Given input, which shows tag assignments to images, as follows (reading this from php://stdin line by line, as the input can get rather large)
image_a tag_lorem
image_a tag_ipsum
image_a tag_amit
image_b tag_sit
image_b tag_dolor
image_b tag_ipsum
... (there are more lines, may get up to a million)
Output of the input is shown as follows. Basically it is the same format with another entry showing whether the image-tag combination exists in input. Note that for every image, it will list all the available tags and show whether the tag is assigned to the image by using 1/0 at the end of each line.
image_a tag_sit 0
image_a tag_lorem 1
image_a tag_dolor 0
image_a tag_ipsum 1
image_a tag_amit 1
image_b tag_sit 1
image_b tag_lorem 0
image_b tag_dolor 1
image_b tag_ipsum 1
image_b tag_amit 0
... (more)
I have posted my no-so-efficient solution down there. To give a better picture of input and output, I fed 745 rows (which explains tag assignment of 10 images) into the script via stdin, and I receive 555025 lines after the execution of the script using about 0.4MB of memory. However, it may kill the harddisk faster because of the heavy disk I/O activity (while writing/reading to the temporary column cache file).
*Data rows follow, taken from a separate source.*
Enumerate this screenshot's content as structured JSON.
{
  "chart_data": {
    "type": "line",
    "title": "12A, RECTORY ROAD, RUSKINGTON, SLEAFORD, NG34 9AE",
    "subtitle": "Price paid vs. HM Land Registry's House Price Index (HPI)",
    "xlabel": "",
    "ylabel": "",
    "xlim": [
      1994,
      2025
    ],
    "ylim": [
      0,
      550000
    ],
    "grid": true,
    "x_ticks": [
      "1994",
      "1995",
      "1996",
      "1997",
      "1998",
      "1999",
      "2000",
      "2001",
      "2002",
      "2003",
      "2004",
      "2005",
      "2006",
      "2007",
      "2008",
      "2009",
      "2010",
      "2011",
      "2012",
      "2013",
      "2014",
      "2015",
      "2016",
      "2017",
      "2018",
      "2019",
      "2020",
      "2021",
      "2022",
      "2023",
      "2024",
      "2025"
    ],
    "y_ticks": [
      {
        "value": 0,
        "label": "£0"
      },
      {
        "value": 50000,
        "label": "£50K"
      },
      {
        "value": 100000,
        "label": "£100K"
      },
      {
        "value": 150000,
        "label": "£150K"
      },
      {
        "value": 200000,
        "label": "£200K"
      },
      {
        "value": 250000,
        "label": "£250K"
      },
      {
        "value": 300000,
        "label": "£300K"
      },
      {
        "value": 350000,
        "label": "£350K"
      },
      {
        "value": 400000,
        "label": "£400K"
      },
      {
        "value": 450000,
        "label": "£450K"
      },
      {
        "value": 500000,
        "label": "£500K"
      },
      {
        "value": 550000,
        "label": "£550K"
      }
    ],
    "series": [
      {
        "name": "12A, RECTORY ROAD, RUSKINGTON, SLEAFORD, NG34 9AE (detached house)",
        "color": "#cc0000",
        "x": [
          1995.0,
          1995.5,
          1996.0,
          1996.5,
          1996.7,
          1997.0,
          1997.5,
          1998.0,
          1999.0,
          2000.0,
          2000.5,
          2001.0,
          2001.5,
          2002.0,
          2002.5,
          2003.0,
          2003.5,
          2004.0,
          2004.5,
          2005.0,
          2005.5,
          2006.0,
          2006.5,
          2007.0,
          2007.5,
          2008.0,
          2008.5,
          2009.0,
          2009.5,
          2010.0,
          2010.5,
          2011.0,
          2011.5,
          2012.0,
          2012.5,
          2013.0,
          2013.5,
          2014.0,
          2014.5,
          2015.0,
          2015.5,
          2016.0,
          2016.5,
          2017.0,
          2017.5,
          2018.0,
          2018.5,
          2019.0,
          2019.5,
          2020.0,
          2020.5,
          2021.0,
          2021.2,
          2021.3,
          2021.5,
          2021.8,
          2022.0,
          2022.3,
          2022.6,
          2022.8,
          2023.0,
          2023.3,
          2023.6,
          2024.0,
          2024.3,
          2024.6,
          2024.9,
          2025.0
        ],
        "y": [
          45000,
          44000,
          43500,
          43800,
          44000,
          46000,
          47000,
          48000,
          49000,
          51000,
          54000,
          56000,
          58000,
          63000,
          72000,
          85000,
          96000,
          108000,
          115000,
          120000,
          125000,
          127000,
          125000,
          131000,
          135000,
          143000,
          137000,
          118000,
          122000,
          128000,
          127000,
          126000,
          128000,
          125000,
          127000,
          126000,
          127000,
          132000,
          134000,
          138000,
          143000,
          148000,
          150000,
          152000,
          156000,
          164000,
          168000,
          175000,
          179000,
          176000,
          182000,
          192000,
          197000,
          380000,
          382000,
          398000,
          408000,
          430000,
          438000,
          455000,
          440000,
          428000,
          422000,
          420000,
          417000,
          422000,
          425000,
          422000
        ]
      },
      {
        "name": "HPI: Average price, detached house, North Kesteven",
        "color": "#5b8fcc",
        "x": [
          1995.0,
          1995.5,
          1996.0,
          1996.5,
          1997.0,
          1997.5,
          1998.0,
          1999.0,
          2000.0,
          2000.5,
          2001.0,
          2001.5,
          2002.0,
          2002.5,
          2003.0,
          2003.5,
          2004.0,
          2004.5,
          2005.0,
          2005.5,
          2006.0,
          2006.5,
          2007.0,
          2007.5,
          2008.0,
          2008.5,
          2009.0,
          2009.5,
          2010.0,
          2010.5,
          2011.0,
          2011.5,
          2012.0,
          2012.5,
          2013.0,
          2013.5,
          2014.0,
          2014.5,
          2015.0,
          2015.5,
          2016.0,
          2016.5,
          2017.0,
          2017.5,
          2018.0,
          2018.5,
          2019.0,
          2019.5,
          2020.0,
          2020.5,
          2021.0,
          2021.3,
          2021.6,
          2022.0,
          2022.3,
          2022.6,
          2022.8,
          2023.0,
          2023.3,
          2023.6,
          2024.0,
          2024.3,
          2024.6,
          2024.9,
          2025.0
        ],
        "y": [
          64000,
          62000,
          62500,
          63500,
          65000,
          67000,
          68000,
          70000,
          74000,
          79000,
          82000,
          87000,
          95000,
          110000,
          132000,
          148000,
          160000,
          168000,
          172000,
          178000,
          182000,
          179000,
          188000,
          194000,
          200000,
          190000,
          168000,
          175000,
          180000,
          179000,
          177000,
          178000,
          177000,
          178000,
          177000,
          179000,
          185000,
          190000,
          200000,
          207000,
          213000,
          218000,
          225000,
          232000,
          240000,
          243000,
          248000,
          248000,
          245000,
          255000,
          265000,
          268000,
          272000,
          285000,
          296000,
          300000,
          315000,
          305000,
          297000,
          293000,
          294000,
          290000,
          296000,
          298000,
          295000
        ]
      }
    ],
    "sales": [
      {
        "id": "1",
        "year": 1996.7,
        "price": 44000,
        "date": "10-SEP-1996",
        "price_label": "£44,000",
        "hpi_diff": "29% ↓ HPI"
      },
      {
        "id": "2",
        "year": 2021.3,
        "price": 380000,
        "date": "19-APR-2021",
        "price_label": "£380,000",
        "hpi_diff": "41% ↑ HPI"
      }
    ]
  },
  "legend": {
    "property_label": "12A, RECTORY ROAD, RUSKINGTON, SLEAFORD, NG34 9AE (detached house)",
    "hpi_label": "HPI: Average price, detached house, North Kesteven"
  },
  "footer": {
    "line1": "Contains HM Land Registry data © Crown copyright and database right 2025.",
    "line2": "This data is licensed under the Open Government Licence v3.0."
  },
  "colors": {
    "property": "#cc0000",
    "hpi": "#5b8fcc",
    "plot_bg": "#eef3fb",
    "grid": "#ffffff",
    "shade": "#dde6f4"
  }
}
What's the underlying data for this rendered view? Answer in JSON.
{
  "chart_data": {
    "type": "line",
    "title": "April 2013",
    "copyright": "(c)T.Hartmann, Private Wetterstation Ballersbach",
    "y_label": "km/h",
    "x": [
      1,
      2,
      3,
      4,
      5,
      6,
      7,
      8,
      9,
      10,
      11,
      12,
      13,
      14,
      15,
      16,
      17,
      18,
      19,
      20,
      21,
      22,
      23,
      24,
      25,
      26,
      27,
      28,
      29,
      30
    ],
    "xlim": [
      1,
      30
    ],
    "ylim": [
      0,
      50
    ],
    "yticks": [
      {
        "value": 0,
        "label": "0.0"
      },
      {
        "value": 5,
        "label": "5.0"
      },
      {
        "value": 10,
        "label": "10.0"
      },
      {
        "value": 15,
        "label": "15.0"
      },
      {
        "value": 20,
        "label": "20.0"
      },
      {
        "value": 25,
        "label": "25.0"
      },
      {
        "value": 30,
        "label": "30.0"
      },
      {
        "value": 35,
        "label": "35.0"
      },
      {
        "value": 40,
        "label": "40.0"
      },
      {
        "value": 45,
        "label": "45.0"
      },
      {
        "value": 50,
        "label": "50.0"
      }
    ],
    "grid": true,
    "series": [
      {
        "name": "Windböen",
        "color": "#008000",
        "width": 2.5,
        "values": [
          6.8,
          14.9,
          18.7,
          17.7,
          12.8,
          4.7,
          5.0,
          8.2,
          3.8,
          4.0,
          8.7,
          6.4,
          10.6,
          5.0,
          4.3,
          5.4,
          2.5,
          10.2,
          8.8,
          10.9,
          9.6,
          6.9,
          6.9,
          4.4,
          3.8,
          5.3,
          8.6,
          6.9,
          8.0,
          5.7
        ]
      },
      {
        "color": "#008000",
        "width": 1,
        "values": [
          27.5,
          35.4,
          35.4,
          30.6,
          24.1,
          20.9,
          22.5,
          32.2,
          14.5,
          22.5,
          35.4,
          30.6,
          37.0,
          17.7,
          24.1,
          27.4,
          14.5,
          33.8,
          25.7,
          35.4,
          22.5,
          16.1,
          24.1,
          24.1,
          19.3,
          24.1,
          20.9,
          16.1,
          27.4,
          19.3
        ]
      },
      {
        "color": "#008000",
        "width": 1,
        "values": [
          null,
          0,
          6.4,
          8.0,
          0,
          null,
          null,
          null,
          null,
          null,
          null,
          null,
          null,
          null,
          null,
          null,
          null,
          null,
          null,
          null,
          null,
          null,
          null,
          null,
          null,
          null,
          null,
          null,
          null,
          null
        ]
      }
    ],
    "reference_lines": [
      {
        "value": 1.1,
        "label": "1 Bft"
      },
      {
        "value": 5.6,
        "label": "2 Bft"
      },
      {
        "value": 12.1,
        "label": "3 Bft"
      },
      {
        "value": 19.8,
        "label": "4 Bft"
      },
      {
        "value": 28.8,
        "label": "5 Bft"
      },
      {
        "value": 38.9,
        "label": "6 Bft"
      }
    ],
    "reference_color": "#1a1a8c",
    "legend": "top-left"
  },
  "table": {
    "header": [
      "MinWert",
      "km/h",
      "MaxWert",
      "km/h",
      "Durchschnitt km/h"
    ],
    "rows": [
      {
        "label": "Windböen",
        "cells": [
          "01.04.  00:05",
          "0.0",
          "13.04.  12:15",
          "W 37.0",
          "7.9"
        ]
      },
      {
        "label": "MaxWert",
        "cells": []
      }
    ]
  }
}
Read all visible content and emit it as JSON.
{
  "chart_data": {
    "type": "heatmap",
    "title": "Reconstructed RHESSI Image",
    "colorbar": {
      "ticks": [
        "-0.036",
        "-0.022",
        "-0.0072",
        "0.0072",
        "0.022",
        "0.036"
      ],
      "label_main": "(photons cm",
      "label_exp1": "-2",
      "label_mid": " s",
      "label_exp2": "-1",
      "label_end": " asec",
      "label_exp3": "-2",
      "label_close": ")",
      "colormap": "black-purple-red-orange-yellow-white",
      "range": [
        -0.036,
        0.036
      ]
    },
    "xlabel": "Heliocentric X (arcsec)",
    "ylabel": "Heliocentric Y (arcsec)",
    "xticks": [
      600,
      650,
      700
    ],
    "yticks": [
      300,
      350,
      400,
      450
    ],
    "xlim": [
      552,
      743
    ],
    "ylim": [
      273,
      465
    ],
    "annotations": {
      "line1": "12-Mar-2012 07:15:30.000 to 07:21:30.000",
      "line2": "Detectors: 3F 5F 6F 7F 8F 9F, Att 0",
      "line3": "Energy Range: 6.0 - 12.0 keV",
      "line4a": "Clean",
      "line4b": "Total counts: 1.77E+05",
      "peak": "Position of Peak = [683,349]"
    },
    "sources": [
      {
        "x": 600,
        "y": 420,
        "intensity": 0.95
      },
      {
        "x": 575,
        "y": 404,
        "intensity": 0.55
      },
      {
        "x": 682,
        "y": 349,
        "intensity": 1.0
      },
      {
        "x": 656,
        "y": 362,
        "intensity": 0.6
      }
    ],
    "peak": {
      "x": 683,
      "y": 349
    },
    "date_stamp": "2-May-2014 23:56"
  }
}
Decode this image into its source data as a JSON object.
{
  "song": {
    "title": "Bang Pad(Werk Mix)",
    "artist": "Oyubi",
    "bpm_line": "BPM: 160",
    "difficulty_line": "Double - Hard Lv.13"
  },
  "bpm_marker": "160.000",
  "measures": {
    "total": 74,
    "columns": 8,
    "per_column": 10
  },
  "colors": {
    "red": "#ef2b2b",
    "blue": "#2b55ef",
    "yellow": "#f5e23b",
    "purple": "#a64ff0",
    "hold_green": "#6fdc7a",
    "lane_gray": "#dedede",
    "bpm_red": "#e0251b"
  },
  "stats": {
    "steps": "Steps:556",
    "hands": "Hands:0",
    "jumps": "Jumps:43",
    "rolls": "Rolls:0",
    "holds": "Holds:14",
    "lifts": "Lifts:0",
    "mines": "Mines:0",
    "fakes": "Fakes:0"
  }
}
Is there any other way of doing this? I have another script that can turn the stdin into something like this (not sure if this is useful)
image_foo tag_lorem tag_ipsum tag_amit
image_bar tag_sit tag_dolor tag_ipsum
p/s: order of tag_* is not important, but it has to be the same for all rows, i.e. this is not what i want (notice the order of tag_* is inconsistent for both tag_a and tag_b)
image_foo tag_lorem 1
image_foo tag_ipsum 1
image_foo tag_dolor 0
image_foo tag_sit 0
image_foo tag_amit 1
image_bar tag_sit 1
image_bar tag_lorem 0
image_bar tag_dolor 1
image_bar tag_ipsum 1
image_bar tag_amit 0
p/s2: I don't know the range of tag_* until i finish reading stdin
p/s3: I don't understand why I get down-voted, if clarification is needed I am more than happy to provide them, I am not trying to make fun of something or posting nonsense here. I have re-written the question again to make it sound more like a real problem (?). However, the script really doesn't have to care about what the input really is or whether database is used (well, the data is retrieved from an RDF data store if you MUST know) because I want the script to be usable for other type of data as long as the input is in right format (hence the original version of this question was very general).
p/s4: I am trying to avoid using array because I want to avoid out of memory error as much as possible (if 745 lines expaining just 10 images will be expanded into 550k lines, just imagine I have 100, 1000, or even 10000+ images).
p/s5: if you have answer in other language feel free to post it here. I have thought of solving this using clojure but still couldn't find a way to do it properly.